New to the Norwegian capital? Or just started looking at new premises to launch your startup? Coworking spaces could be ideal for you. The cost-effective and flexible way to run your business, coworking is increasingly popular all around the world, and particularly in the Nordics.
Spread across two historic buildings of 3500 sqm2, 657 Oslo is Norway’s largest coworking space. It is currently the home of 220 people from more than 90+ companies. They focus on creative entrepreneurship, and the membership prices are super flexible, including drop-in options and one day a week only. You can also set up your own office at 657 Oslo (but do contact them for pricing).
Perks include the usual fast internet, coffee and tea, private phone booth, printers, and 24/7 access. There is a wide array of meetings rooms and event spaces so you can host workshops, parties, and interviews at your leisure.

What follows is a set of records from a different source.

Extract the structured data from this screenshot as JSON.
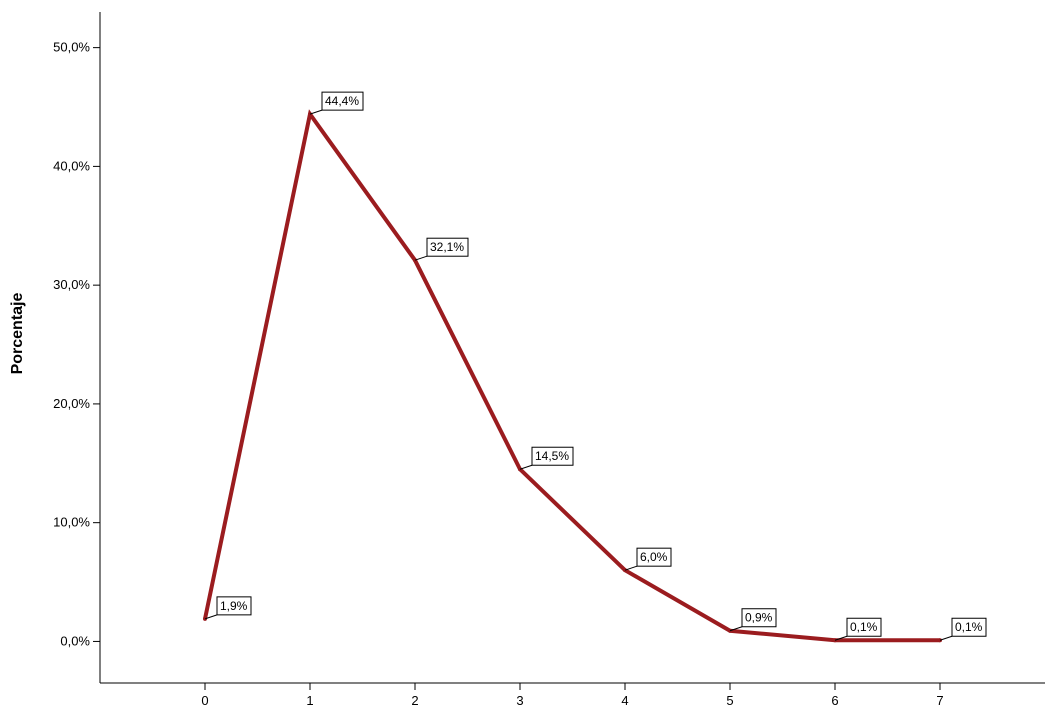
{
  "chart_data": {
    "type": "line",
    "title": "",
    "xlabel": "",
    "ylabel": "Porcentaje",
    "x": [
      0,
      1,
      2,
      3,
      4,
      5,
      6,
      7
    ],
    "xlim": [
      -1,
      8
    ],
    "ylim": [
      -3.5,
      53
    ],
    "yticks": [
      0,
      10,
      20,
      30,
      40,
      50
    ],
    "ytick_labels": [
      "0,0%",
      "10,0%",
      "20,0%",
      "30,0%",
      "40,0%",
      "50,0%"
    ],
    "xtick_labels": [
      "0",
      "1",
      "2",
      "3",
      "4",
      "5",
      "6",
      "7"
    ],
    "series": [
      {
        "values": [
          1.9,
          44.4,
          32.1,
          14.5,
          6.0,
          0.9,
          0.1,
          0.1
        ],
        "labels": [
          "1,9%",
          "44,4%",
          "32,1%",
          "14,5%",
          "6,0%",
          "0,9%",
          "0,1%",
          "0,1%"
        ],
        "color": "#9b1c1f"
      }
    ],
    "grid": false,
    "legend": "none"
  }
}
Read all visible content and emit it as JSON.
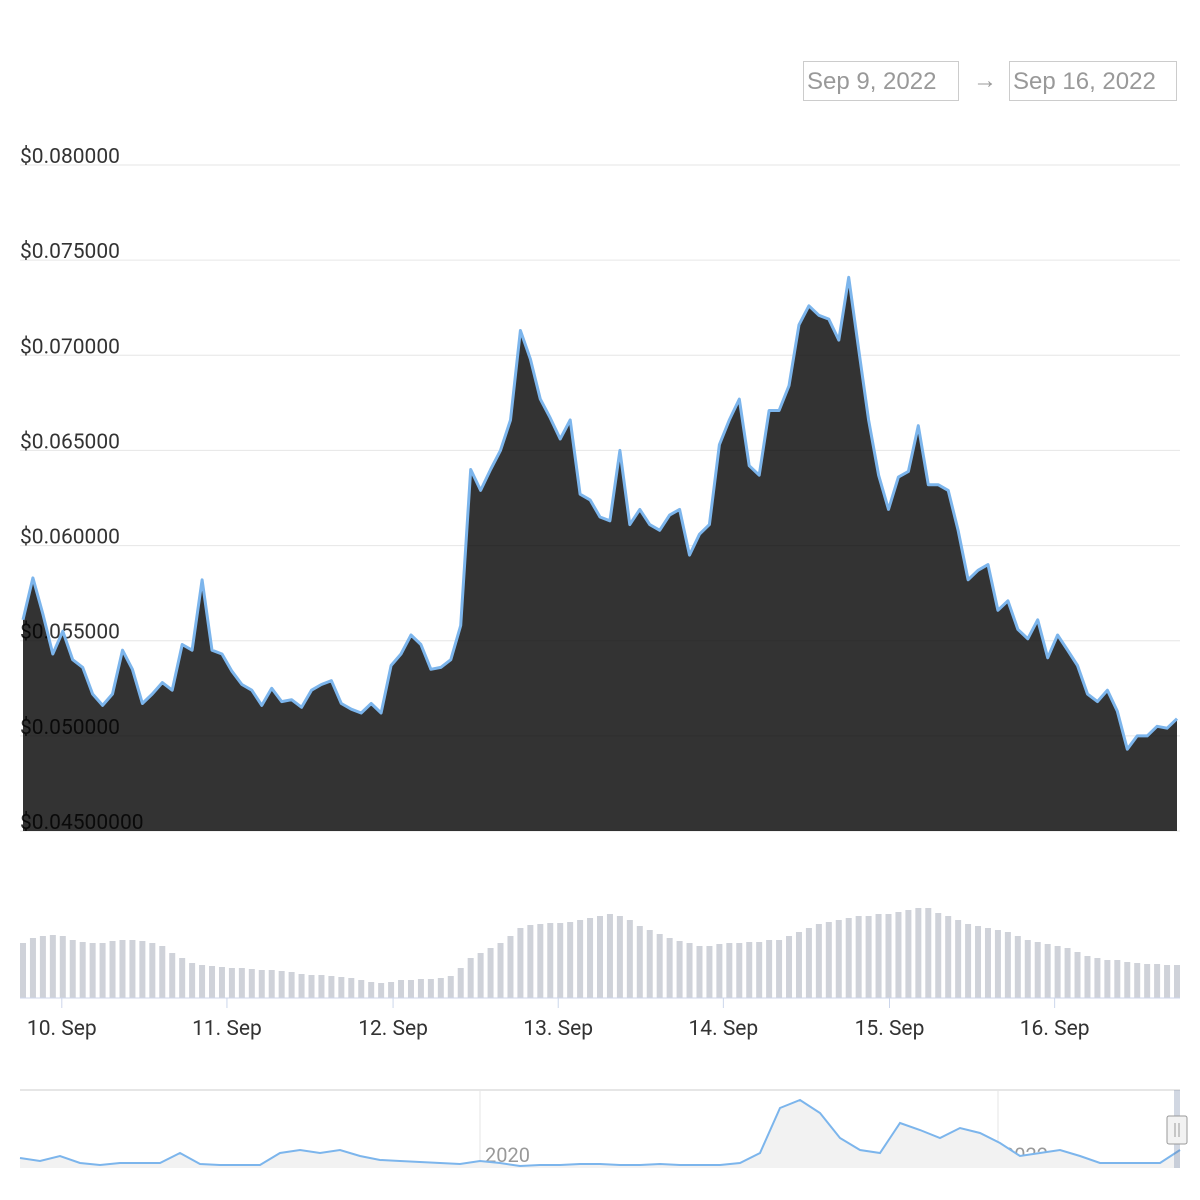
{
  "date_range": {
    "from": "Sep 9, 2022",
    "separator": "→",
    "to": "Sep 16, 2022"
  },
  "chart_data": {
    "type": "area",
    "color": "#7cb5ec",
    "fill": "#000000",
    "values": [
      0.0561,
      0.0583,
      0.0564,
      0.0543,
      0.0555,
      0.054,
      0.0536,
      0.0522,
      0.0516,
      0.0522,
      0.0545,
      0.0535,
      0.0517,
      0.0522,
      0.0528,
      0.0524,
      0.0548,
      0.0545,
      0.0582,
      0.0545,
      0.0543,
      0.0534,
      0.0527,
      0.0524,
      0.0516,
      0.0525,
      0.0518,
      0.0519,
      0.0515,
      0.0524,
      0.0527,
      0.0529,
      0.0517,
      0.0514,
      0.0512,
      0.0517,
      0.0512,
      0.0537,
      0.0543,
      0.0553,
      0.0548,
      0.0535,
      0.0536,
      0.054,
      0.0558,
      0.064,
      0.0629,
      0.064,
      0.065,
      0.0666,
      0.0713,
      0.0698,
      0.0677,
      0.0667,
      0.0656,
      0.0666,
      0.0627,
      0.0624,
      0.0615,
      0.0613,
      0.065,
      0.0611,
      0.0619,
      0.0611,
      0.0608,
      0.0616,
      0.0619,
      0.0595,
      0.0606,
      0.0611,
      0.0653,
      0.0666,
      0.0677,
      0.0642,
      0.0637,
      0.0671,
      0.0671,
      0.0684,
      0.0716,
      0.0726,
      0.0721,
      0.0719,
      0.0708,
      0.0741,
      0.0703,
      0.0666,
      0.0637,
      0.0619,
      0.0636,
      0.0639,
      0.0663,
      0.0632,
      0.0632,
      0.0629,
      0.0608,
      0.0582,
      0.0587,
      0.059,
      0.0566,
      0.0571,
      0.0556,
      0.0551,
      0.0561,
      0.0541,
      0.0553,
      0.0545,
      0.0537,
      0.0522,
      0.0518,
      0.0524,
      0.0513,
      0.0493,
      0.05,
      0.05,
      0.0505,
      0.0504,
      0.0509
    ],
    "xlim": [
      0,
      116
    ],
    "xticks": [
      {
        "value": 3.9,
        "label": "10. Sep"
      },
      {
        "value": 20.5,
        "label": "11. Sep"
      },
      {
        "value": 37.2,
        "label": "12. Sep"
      },
      {
        "value": 53.8,
        "label": "13. Sep"
      },
      {
        "value": 70.4,
        "label": "14. Sep"
      },
      {
        "value": 87.1,
        "label": "15. Sep"
      },
      {
        "value": 103.7,
        "label": "16. Sep"
      }
    ],
    "ylim": [
      0.045,
      0.08
    ],
    "yticks": [
      {
        "value": 0.08,
        "label": "$0.080000"
      },
      {
        "value": 0.075,
        "label": "$0.075000"
      },
      {
        "value": 0.07,
        "label": "$0.070000"
      },
      {
        "value": 0.065,
        "label": "$0.065000"
      },
      {
        "value": 0.06,
        "label": "$0.060000"
      },
      {
        "value": 0.055,
        "label": "$0.055000"
      },
      {
        "value": 0.05,
        "label": "$0.050000"
      },
      {
        "value": 0.045,
        "label": "$0.04500000"
      }
    ],
    "grid": true,
    "volume": {
      "color": "#cfd2d9",
      "values": [
        55,
        60,
        62,
        63,
        62,
        58,
        56,
        55,
        55,
        57,
        58,
        58,
        57,
        55,
        52,
        45,
        40,
        35,
        33,
        32,
        31,
        30,
        30,
        29,
        28,
        28,
        27,
        26,
        24,
        23,
        23,
        22,
        21,
        20,
        18,
        16,
        15,
        16,
        18,
        18,
        19,
        19,
        20,
        22,
        30,
        40,
        45,
        50,
        55,
        62,
        70,
        73,
        74,
        75,
        75,
        76,
        78,
        80,
        82,
        84,
        82,
        78,
        72,
        68,
        64,
        60,
        57,
        55,
        52,
        52,
        54,
        55,
        55,
        56,
        56,
        58,
        58,
        62,
        66,
        70,
        74,
        76,
        78,
        80,
        82,
        82,
        84,
        84,
        86,
        88,
        90,
        90,
        85,
        82,
        78,
        74,
        72,
        70,
        68,
        66,
        62,
        58,
        56,
        54,
        52,
        50,
        46,
        42,
        40,
        38,
        38,
        36,
        35,
        34,
        34,
        33,
        33
      ]
    },
    "navigator": {
      "color": "#7cb5ec",
      "values": [
        10,
        7,
        12,
        5,
        3,
        5,
        5,
        5,
        15,
        4,
        3,
        3,
        3,
        15,
        18,
        15,
        18,
        12,
        8,
        7,
        6,
        5,
        4,
        7,
        5,
        2,
        3,
        3,
        4,
        4,
        3,
        3,
        4,
        3,
        3,
        3,
        5,
        15,
        60,
        68,
        55,
        30,
        18,
        15,
        45,
        38,
        30,
        40,
        35,
        25,
        12,
        15,
        18,
        12,
        5,
        5,
        5,
        5,
        18
      ],
      "xlim": [
        0,
        58
      ],
      "xticks": [
        {
          "value": 23,
          "label": "2020"
        },
        {
          "value": 48.9,
          "label": "2022"
        }
      ]
    }
  }
}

Founded in 2012, MESH was the first coworking space in Oslo, and it’s still growing today. Two new hubs are on the way, namely MESH Youngstorget, at Møllergata 6-8, and MESH Drammen, in the heart of the city. This means if you couldn’t get a spot in the original building, you’ll soon be able to join an expanding community of entrepreneurs and attend events, enjoy the great facilities, and the expected perks like fast WiFi, meeting rooms, and a printing area.
MESH is actually part of a Nordics-wide community of creators, which links them with Founders House in Copenhagen, DIGS in Trondheim, and companies like Kahoot!, Spotify and Snapchat.
The coworking space of Startup Campus itself aims to be more than a collection of shared offices. It’s a 2,500 sqm open-door community for anyone who wants to hang out and surround themselves with fellow entrepreneurs. Don’t let the fact that it’s located above a parking garage scare you: the facilities are as modern and friendly as you can hope.
Founded in 2012, SoCentral is more than a coworking space: it’s a full venture dedicated to sharing knowledge via open-source, sustainability, and social innovation. If you want to be part of a community that works towards a more open, sustainable and inclusive society, this is the place for you. To set up your company at SoCentral, you can either rent a space or become a member of their incubator program.
With two locations at Oscars gate, an accelerator and connections to a number of government funding programs, Oslo International House also aims to be more than just a coworking space. They want to be a hub for cross-border business in Oslo and help facilitate bilateral setups of Chambers of Commerce.
But they do also have shared offices! And an interesting and unique offer from Oslo International House is the ability to set up a virtual office with their postal address and occasional access to meeting rooms. It’s a great way to give your budding company legitimacy, especially for face-to-face meetings with potential investors.
Share, as the name suggests, is all about the cross-pollination of ideas for Norwegian startups. The emphasis is on creating a community of like-minded entrepreneurs and creatives, with a focus on tech startups.
Bringing together digitally-innovative companies in Stockholm, Helsinki, Amsterdam, and Oslo, Epicenter is a veritable startup hub for the Nordics. The Norwegian location, in Edvard Storms, is indeed in the (epi)center of town, which makes it easy to connect for meetings and networking.
In fact, the events calendar at Epicenter is probably one of the biggest selling points for members. You’ll get to attend all kinds of conferences on AI, robotics, technology, and even social events like craft beer tasting or Christmas “ugly sweater” parties.
An initiative from Simula Research Laboratory, the Simula Garage is a coworking space designed to accommodate a mix of entrepreneurial projects and startups by OlsoMet students, alumni and staff (the premises are located at the Oslo Metropolitan University). Since its inception in 2016, it has helped 80 startups get started through support with PR soft funding and networking opportunities.
It is a research-oriented space, where your startup would ideally be dedicated to tackling scientific challenges with long term impact on society. This includes communication systems, computer science, software engineering, cybersecurity, and machine learning, amongst others.
After successfully running a handful of locations in London and Ireland, co-working space Huckletree is now opening an Oslo location. The premises are impressive: 10,000 sq ft on the waterfront next to TV2’s live broadcast suite. There is no specific vertical for the startups who wish to apply, and looking at the UK membership tiers, it looks like Huckletree is just as suited for solo freelancers as it is for growing startups.
Greenhouse is a coworking and event space located in the “upcoming agricultural district in Grønland”. And yes, it is the home of companies working on innovative solutions to urban challenges, particularly in the food tech sphere.
Different memberships give you access to different areas, such as the Work Lounge and Flex area. You’ll also get to try your hand at cooking classes, be first in line to join the upcoming food incubator, and explore what else the community is doing in the sustainability / green movement sphere.
We’ve only selected 10 co-working spaces to look at different specific niches, but of course, the Norwegian capital has tons more to offer.
You can also look at the International giants like Spaces, WeWork, and Evolve, who have an increasing presence across Norway, and don’t forget to check out local university websites, as they sometimes have coworking offers for non-alumni and students.